PARODONTITIS

Bei Parodontose handelt es sich um eine entzündliche Erkrankung des Zahnhalteapparates. Unbehandelt bildet sich in der Folge der Kieferknochen zurück, die Zahnfleischtaschen vertiefen sich und die Zahnwurzel hat immer weniger Halt.

Meist verläuft die Krankheit schleichend. Bei der aggressiven Form kann der Verlauf jedoch erheblich beschleunigt sein und früh zum Zahnverlust führen.

Eine regelmäßige Prophylaxe ist deshalb ein wichtiger und notwendiger Schritt für eine dauerhafte Zahngesundheit. Richtige und gründliche Mundhygiene, ergänzt durch professionelle Zahnreinigungen, kann der Entstehung dieser Erkrankung vorbeugen.

AUSWIRKUNGEN DER PARODONTITIS AUF DEN ORGANISMUS

Die Parodontose hat auch Auswirkungen auf den gesamten Körper. Als Entzündungsherd birgt sie hohe gesundheitliche Risiken. Verschiedenen Studien legen nahe, dass sich das Herzinfarkt- und Schlaganfall-Risiko um ein Fünffaches erhöhen kann! Dies gilt im besonderen Maße auch in der Schwangerschaft.

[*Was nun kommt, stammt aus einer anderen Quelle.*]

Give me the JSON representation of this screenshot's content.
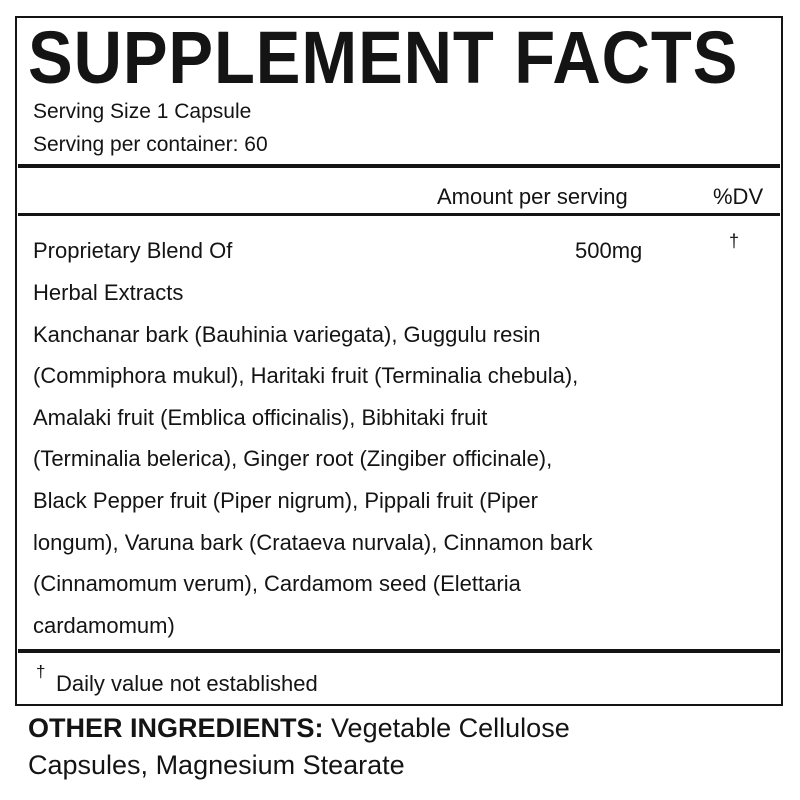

Auslöser einer Parodontitis sind neben genetischen und Stressfaktoren vor allem mangelnde Mundhygiene und das Rauchen.

PARODONTOSE –
VORSORGE UND BEHANDLUNG

Im weiteren Verlauf einer Parodontitis sollte möglichst rasch mit einer Parodontalbehandlung begonnen werden. Zerstörerische Bakterien werden hierbei restlos beseitigt, damit sich die Mundflora wieder regenerieren kann.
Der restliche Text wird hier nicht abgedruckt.